4) Not going into the city is not an option for me as an entrepreneur. Now that I know the impact of the over-stimulation of the city, I can plan for it. I strongly believe that 90% of everyday stress can be anticipated – I just have to open my calendar/agenda and look forward into the next few weeks. If I am planning on going into the city, I need to also be planning on what I need to do for myself to maintain the energy levels needed to maintain focus. Get extra sleep the night before? Eat breakfast? Spend the extra money to park in a garage vs. looking for on-the-street parking? Take a picture with my smartphone of where I’m parked so I don’t have to expend energy to try and remember the location of my car later? How can I re-energize after being in the city? Plan a dinner with someone I like being with? Indulge in a little dessert? (Working to maintain energy will forces my brain to burn more glucose so, I shouldn’t be surprised if I feel more worn out, more hungry and craving sweets.) As the saying goes, “forewarned is forearmed”.
5) I personally need to be cognizant of allowing “mini-vacations” away from technology and busyness.
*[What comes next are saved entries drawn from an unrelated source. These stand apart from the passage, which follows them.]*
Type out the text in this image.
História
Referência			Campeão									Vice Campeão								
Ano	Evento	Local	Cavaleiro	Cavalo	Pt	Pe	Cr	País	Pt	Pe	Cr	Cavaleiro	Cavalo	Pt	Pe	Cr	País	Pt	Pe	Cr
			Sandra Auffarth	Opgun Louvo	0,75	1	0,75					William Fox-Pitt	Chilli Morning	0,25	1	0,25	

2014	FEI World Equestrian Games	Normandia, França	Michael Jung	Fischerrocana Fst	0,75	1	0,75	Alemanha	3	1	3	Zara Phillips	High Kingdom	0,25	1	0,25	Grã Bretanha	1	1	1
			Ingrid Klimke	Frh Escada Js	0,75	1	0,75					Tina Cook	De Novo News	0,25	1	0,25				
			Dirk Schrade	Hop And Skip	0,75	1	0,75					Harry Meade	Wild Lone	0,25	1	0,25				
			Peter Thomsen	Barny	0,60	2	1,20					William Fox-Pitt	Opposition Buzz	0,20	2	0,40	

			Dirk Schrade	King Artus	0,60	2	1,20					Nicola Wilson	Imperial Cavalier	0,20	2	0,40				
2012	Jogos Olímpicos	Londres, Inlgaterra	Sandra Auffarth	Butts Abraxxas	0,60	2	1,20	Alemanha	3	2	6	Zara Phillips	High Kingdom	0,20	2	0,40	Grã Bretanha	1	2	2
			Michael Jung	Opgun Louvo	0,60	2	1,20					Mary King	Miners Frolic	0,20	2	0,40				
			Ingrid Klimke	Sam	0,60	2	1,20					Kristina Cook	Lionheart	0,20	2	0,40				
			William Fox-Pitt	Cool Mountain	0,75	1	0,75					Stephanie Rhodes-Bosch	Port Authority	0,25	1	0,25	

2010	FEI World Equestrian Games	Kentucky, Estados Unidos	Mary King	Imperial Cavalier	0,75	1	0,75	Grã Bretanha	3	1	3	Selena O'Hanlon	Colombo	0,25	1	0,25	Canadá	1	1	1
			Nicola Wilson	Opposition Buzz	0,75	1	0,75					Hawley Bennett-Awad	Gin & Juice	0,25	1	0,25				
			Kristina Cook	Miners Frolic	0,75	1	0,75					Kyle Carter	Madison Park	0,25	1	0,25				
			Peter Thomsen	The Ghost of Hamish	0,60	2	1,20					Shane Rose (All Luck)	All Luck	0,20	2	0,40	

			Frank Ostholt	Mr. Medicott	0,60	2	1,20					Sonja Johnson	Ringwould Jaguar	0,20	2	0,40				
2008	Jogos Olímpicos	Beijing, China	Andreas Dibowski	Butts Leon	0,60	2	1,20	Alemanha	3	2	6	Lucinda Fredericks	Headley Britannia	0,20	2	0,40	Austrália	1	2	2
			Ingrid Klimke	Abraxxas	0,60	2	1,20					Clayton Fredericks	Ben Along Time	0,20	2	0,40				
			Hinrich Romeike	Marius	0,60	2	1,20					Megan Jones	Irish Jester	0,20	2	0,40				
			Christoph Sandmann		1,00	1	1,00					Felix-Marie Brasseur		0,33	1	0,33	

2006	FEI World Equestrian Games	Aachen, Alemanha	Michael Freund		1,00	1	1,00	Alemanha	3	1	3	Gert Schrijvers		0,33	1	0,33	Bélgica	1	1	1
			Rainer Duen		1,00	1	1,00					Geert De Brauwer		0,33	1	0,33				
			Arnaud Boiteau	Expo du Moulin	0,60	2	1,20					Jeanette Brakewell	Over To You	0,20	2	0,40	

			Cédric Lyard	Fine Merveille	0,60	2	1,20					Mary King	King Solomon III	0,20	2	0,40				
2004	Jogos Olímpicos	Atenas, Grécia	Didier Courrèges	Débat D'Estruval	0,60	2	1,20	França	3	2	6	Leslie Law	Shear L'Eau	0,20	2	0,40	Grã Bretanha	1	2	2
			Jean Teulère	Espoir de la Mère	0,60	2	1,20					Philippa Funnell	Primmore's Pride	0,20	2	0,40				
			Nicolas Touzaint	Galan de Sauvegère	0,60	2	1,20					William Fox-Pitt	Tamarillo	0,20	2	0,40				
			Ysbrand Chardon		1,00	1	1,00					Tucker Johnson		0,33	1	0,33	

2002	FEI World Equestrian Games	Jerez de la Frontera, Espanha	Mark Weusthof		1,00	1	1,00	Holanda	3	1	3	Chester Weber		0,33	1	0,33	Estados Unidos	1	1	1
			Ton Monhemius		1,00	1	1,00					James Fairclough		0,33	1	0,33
This ultimately is about self-care. I know myself well enough to know that quiet time and a slower pace actually re-energizes and recharges my batteries. Not taking time out for myself is like saying, “I can’t stop for gas because I’m on my way somewhere.”
6) Many organizations are moving to open concept seating where employees are working in large rooms with desks pushed up against each other or separated by cubicles open to one another to flatten organizational hierarchy and increase a sense of teamwork. Entrepreneurs can actively increase employee engagement by providing quiet spaces for employees to access if they need.
Ultimately, for me, the article is not about busy cities, but about our threshold of tolerance for stimulation – which can happen anywhere. At which point does stimulation become unproductive and, possibly, destructive? For me, it boils down to looking for ways to manage the focus and energy required to do things well and with as little effort as possible with an emphasis on productivity, meeting goals in a timely fashion and freeing myself (and others) to be my very best.
What about you? What did you get out of this article?”